7. Il appartient au juge du fond, saisi d’une contestation portant sur une sanction que l’administration inflige à un administré, de se prononcer, eu égard à son office de juge de plein contentieux, sur les manquements qui sont à l’origine du prononcé de cette sanction et de prendre une décision qui se substitue à celle de l’administration et, le cas échéant, de faire application d’une loi nouvelle plus douce entrée en vigueur entre la date à laquelle l’infraction a été commise et celle à laquelle il statue. Par suite, compte tenu des pouvoirs dont il dispose ainsi pour contrôler une sanction de cette nature, le juge se prononce sur la contestation dont il est saisi comme juge de plein contentieux.

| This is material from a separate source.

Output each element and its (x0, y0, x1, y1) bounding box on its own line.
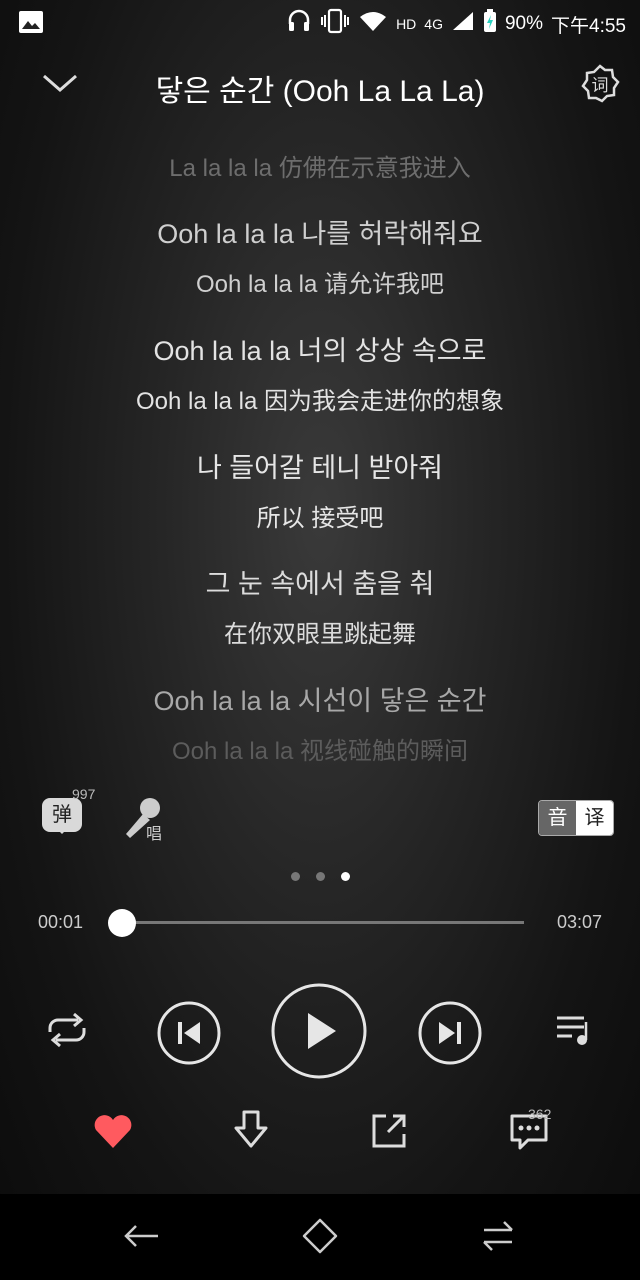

8. En l’espèce, M. B… soutient que les sommes non déclarées relevées par le rapport d’enquête ne constituent pas des revenus professionnels et n’étaient dès lors pas soumises à une obligation déclarative. Il indique que ces sommes correspondent, à concurrence de 3 200 euros, à une indemnité d’assurance versée à la suite d’un sinistre automobile, à concurrence de 6 626 euros à une somme perçue à la suite d’un jugement en sa faveur, et qu’il reçoit des aides ponctuelles mais exceptionnelles tant de son ex-femme que de sa tante. Toutefois, l’obligation de déclarer l’intégralité des ressources, et non uniquement les revenus professionnels, est rappelée dans chaque notice explicative de déclaration trimestrielle de ressources. Le formulaire de demande de revenu de solidarité active, ainsi que les déclarations trimestrielles de ressources, que M. B… est réputé avoir rempli depuis avril 2009, contiennent une section « aide et secours financiers réguliers », « revenus exceptionnels » et « autres ressources », de telle sorte qu’il ne peut sérieusement prétendre qu’il ignorait devoir déclarer les sommes en litige. Au surplus, le requérant n’apporte aucune précision sur les autres sommes non déclarées, dont le total s’élève à 53 447 euros pour la période allant de janvier 2021 à décembre 2023. Dans ces conditions, et dès lors que les omissions déclaratives n’ont été révélées qu’à la faveur d’un contrôle, M. B… doit être regardé comme ayant procédé à de fausses déclarations. Par suite, l’amende administrative prononcée à l’encontre de M. B…, d’un montant de 800 euros, apparaît comme justifiée, tant dans son principe que dans son montant.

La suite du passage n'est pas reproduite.